В октябре имя Альберта Эйнштейна всплыло в разговоре между мной и Троцким, в котором Троцкий заметил: “По сути, он математик”. Это, конечно, было неверно, поскольку склад ума Эйнштейна был полностью складом ума физика. Какие бы математические инструменты ему ни были нужны, он брал уже разработанные из работ математиков. Замечание Троцкого было отголоском дискуссий, которые происходили в России около 1922 года, когда была предпринята попытка показать, что теории Эйнштейна никоим образом не представляют угрозы марксистскому материализму, потому что они каким-то образом были всего лишь математическими фикциями.
В октябре было принято решение о моем отъезде в Соединенные Штаты. Я столько лет прожил в тени Троцкого, что мне нужно было какое-то время побыть одному. Предполагалось, что я проведу несколько месяцев в Соединенных Штатах. А там видно будет.
Я покинул дом в Койоакане ранним утром 5 ноября. Накануне вечером у меня состоялся мой последний разговор с Троцким. Мы говорили о ситуации в американской троцкистской группе, которая переживала серьезный кризис. Группа была разделена на большинство, сосредоточенное вокруг Кэннона, и меньшинство, возглавляемое Шахтманом и Бернхемом. Троцкий опасался, что Кэннон, с которым он был политически связан, будет стремиться заменить обсуждение политических разногласий организационными мерами, тем самым ускоряя изгнание меньшинства.

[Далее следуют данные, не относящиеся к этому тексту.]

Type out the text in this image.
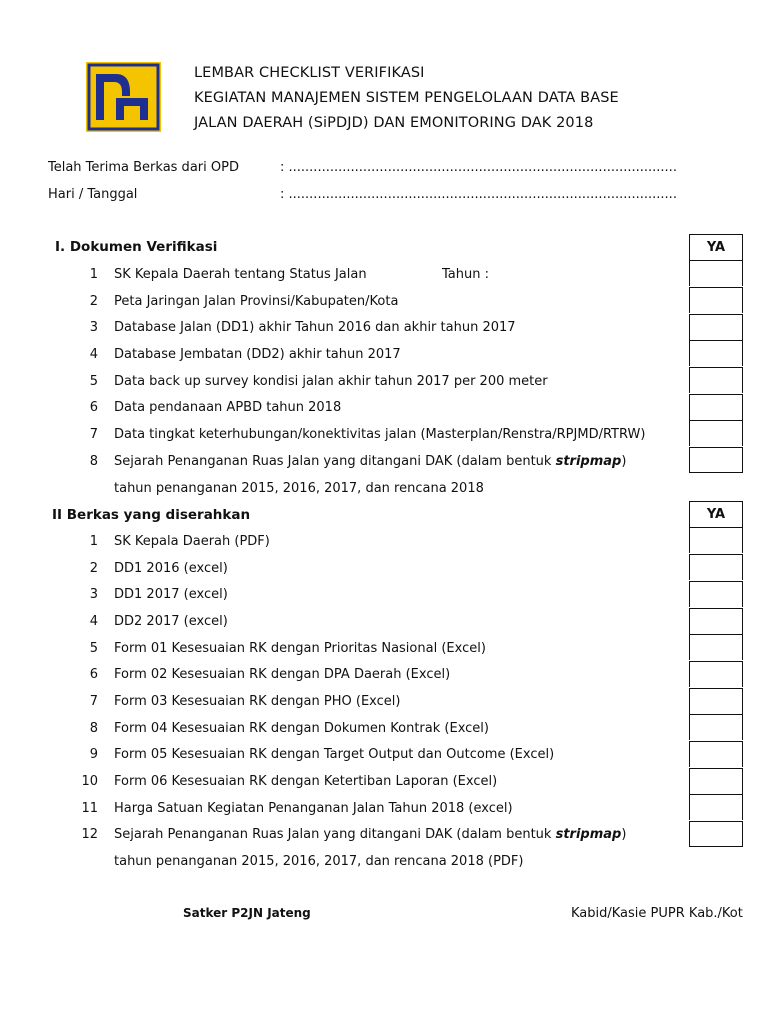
LEMBAR CHECKLIST VERIFIKASI
KEGIATAN MANAJEMEN SISTEM PENGELOLAAN DATA BASE
JALAN DAERAH (SiPDJD) DAN EMONITORING DAK 2018
Telah Terima Berkas dari OPD	: ..............................................................................................
Hari / Tanggal	: ..............................................................................................
I. Dokumen Verifikasi	YA
1 SK Kepala Daerah tentang Status Jalan	Tahun :
2 Peta Jaringan Jalan Provinsi/Kabupaten/Kota
3 Database Jalan (DD1) akhir Tahun 2016 dan akhir tahun 2017
4 Database Jembatan (DD2) akhir tahun 2017
5 Data back up survey kondisi jalan akhir tahun 2017 per 200 meter
6 Data pendanaan APBD tahun 2018
7 Data tingkat keterhubungan/konektivitas jalan (Masterplan/Renstra/RPJMD/RTRW)
8 Sejarah Penanganan Ruas Jalan yang ditangani DAK (dalam bentuk stripmap)
tahun penanganan 2015, 2016, 2017, dan rencana 2018
II Berkas yang diserahkan	YA
1 SK Kepala Daerah (PDF)
2 DD1 2016 (excel)
3 DD1 2017 (excel)
4 DD2 2017 (excel)
5 Form 01 Kesesuaian RK dengan Prioritas Nasional (Excel)
6 Form 02 Kesesuaian RK dengan DPA Daerah (Excel)
7 Form 03 Kesesuaian RK dengan PHO (Excel)
8 Form 04 Kesesuaian RK dengan Dokumen Kontrak (Excel)
9 Form 05 Kesesuaian RK dengan Target Output dan Outcome (Excel)
10 Form 06 Kesesuaian RK dengan Ketertiban Laporan (Excel)
11 Harga Satuan Kegiatan Penanganan Jalan Tahun 2018 (excel)
12 Sejarah Penanganan Ruas Jalan yang ditangani DAK (dalam bentuk stripmap)
tahun penanganan 2015, 2016, 2017, dan rencana 2018 (PDF)
Satker P2JN Jateng	Kabid/Kasie PUPR Kab./Kot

“Кэннона нужно сдерживать в организационном плане и продвигать вперед в плане идеологическом”, — сказал он мне. Это было немного похоже на совет, который он попросил меня дать Раймону Молинье в августе 1933 года. В этом последнем разговоре Троцкий не дал мне никаких фактических “инструкций” для Нью-Йорка, которые мой статус новичка все равно не позволил бы мне применить. Он просто объяснил, как он видит ситуацию и в каком направлении я должен двигаться, в соответствии с моими способностями. Но к тому времени события уже опередили нас, и когда я приехал в Нью-Йорк, раскол был свершившимся фактом.
* * *
Что касается месяцев, прошедших между моим отъездом из Койоакана и убийством Троцкого, мне мало что можно добавить к тому, что уже опубликовано и хорошо известно. Я регулярно переписывался с Троцким, предоставляя ему информацию о том, что я обнаружил в американской троцкистской группе после раскола. Будущий убийца Рамон Меркадер по указанию ГПУ ухаживал в Париже за молодой американской троцкисткой Сильвией Агелофф и стал ее любовником. Она была хорошим выбором со стороны ГПУ, поскольку к ее сестре Рут Троцкий испытывал большую привязанность. Рут, которая была в Мексике во время слушаний в Комиссии Дьюи, очень помогла нам, переводя, печатая и разыскивая документы. Она не жила в этом доме, но в течение нескольких недель навещала нас почти ежедневно, чтобы разделить нашу жизнь и работу. У Троцкого остались о ней очень благоприятные воспоминания, так что ее сестра могла рассчитывать от него с Натальей только на добрый прием.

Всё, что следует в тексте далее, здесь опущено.